Con los años, en 1976, Romero dará a luz otra obra mayor: Latinoamerica, las ciudades y las ideas. En ella vuelve al que fue su objeto de interés predilecto como observador y como historiador: las ciudades. De las ciudades hidalgas a las masificadas van desplegándose los capítulos (entre los que sobresale el dedicado a las burguesas, bello y evocador) y, en ellos, casi cinco siglos de historia de la cultura latinoamericana. Se ha señalado muchas veces la deuda de esa obra con Sarmiento; el mismo autor estaba de acuerdo en ello. Empero, debe observarse que Romero fue, como antes de él Martínez Estrada, no un seguidor sino “un renovador de la exégesis sarmientina”. Con todo, la importancia del libro puede buscarse en otra parte. Por un lado, como ha señalado Gutiérrez Girardot, en la voluntad de dar entidad al pasado latinoamericano que otros habían expulsado condenándolo al reino de la naturaleza y no de la historia. Por el otro, presentar una historia latinoamericana que no fuese simplemente copia más o menos degradada de la historia europea. En este libro Romero encuentra un feliz espacio intermedio que remarca las similitudes pero también las diferencias entre ambos procesos. Su antigua experiencia como historiador europeo y su nueva como latinoamericano confluyen así exitosamente.

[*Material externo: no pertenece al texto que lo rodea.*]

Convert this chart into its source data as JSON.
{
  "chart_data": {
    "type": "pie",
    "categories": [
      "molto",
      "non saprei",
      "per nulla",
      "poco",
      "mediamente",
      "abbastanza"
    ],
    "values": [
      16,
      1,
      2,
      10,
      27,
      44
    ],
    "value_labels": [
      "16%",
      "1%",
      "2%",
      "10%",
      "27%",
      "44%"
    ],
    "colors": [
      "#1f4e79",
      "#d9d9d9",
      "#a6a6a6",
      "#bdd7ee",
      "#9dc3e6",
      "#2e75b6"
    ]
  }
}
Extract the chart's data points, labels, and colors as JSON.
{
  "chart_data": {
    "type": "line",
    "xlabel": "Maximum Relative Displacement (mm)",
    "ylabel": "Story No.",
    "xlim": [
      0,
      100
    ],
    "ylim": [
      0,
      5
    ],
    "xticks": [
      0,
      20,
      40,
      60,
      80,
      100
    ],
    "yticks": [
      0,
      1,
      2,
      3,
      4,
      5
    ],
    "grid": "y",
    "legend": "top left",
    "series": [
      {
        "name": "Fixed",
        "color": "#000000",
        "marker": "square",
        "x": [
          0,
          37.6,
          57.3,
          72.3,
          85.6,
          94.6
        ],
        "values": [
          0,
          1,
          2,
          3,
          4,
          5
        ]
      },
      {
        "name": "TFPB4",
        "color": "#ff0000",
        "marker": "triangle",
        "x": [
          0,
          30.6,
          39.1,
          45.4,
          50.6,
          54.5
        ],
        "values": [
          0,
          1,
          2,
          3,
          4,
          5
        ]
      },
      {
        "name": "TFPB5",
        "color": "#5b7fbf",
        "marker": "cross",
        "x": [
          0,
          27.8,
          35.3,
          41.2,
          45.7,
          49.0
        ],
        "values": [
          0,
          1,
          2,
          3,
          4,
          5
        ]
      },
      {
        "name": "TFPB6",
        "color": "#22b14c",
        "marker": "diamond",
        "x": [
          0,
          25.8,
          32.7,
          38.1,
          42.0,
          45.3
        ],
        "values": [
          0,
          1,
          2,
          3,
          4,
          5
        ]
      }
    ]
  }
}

 Romero hubiera probablemente desconfiado de aquellas denominaciones. La historia era para él algo sin compartimientos y sin especializaciones. Buscó en ella un camino original y a menudo contra la corriente. Hombre de su tiempo, no quiso aferrarse a las modas historiográficas de su época. Quizás eso es lo que lo convierte en un clásico, definición que (imaginamos) no le hubiera disgustado.